Research presented at the 43rd Annual Child Neurology Society Meeting suggests neurological differences associated with autism spectrum disorders may be identifiable by as early as 6-9 months of age.
Research presented at the 43rd Annual Child Neurology Society Meeting suggests neurological differences associated with autism spectrum disorders (ASD) may be identifiable by as early as 6-9 months of age.
Lonnie Zwaigenbaum, MD, a professor of pediatrics at the University of Alberta, presented his findings during a panel at the meeting, which was held Oct. 22-25 in Columbus, OH. He found defining symptoms of autism are visible in many children by 18 months of age. “Prodromal symptoms” — appearing in the first 12 months of age – include motor-skill differences and atypical vision orienting. Children with ASD also may exhibit reduced orienting to their own name, and reduced social smiling early in life. Other identifiable symptoms include deficits in non-verbal communication or added difficulty developing relationships.

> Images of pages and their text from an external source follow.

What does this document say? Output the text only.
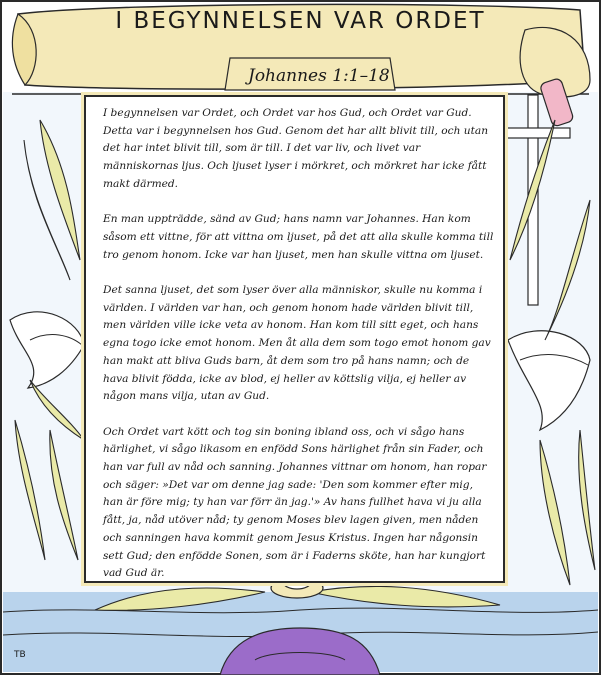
I BEGYNNELSEN VAR ORDET
Johannes 1:1–18

I begynnelsen var Ordet, och Ordet var hos Gud, och Ordet var Gud. Detta var i begynnelsen hos Gud. Genom det har allt blivit till, och utan det har intet blivit till, som är till. I det var liv, och livet var människornas ljus. Och ljuset lyser i mörkret, och mörkret har icke fått makt därmed.

En man uppträdde, sänd av Gud; hans namn var Johannes. Han kom såsom ett vittne, för att vittna om ljuset, på det att alla skulle komma till tro genom honom. Icke var han ljuset, men han skulle vittna om ljuset.

Det sanna ljuset, det som lyser över alla människor, skulle nu komma i världen. I världen var han, och genom honom hade världen blivit till, men världen ville icke veta av honom. Han kom till sitt eget, och hans egna togo icke emot honom. Men åt alla dem som togo emot honom gav han makt att bliva Guds barn, åt dem som tro på hans namn; och de hava blivit födda, icke av blod, ej heller av köttslig vilja, ej heller av någon mans vilja, utan av Gud.

Och Ordet vart kött och tog sin boning ibland oss, och vi sågo hans härlighet, vi sågo likasom en enfödd Sons härlighet från sin Fader, och han var full av nåd och sanning. Johannes vittnar om honom, han ropar och säger: »Det var om denne jag sade: 'Den som kommer efter mig, han är före mig; ty han var förr än jag.'» Av hans fullhet hava vi ju alla fått, ja, nåd utöver nåd; ty genom Moses blev lagen given, men nåden och sanningen hava kommit genom Jesus Kristus. Ingen har någonsin sett Gud; den enfödde Sonen, som är i Faderns sköte, han har kungjort vad Gud är.

TB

Zwaigenbaum noted that atypical brain development and function could be present in the first 12 months of life, prior to the onset of other symptoms. However, he cautioned that head growth may not be a robust marker for autism.
All of this is important, Zwaigenbaum said, because the current gap in time parents begin noticing differences in their child and an autism diagnosis delays interventions that could otherwise reduce symptoms in the child. He called this delay “unacceptable.”
Zwaigenbaum said a growing body of research suggests early intervention can have significant results. He discussed a “Social ABC” clinical trial, currently under review, which he conducted along with other autism researchers. Using Pivotal Response Training (PST) strategies, toddlers with autism symptoms were given a 12-week parent-mediated treatment, focused on improving communication and shared positive affect. The researchers used a standardized, video-coded system to evaluate progress, finding improved communication and reduced symptoms.
Another study, using an adaptation of the Early Start Denver intervention model, found children who exhibited autism symptoms between 7-15 months had reduced symptoms, compared to a control group, by age 3. That study also found a high level of parental fidelity with the training model.
Zwaigenbaum said the data show researchers are making progress in early intervention of ASD, but he said they still have a long way to go to move such strategies into the mainstream and improve patient access to the treatments.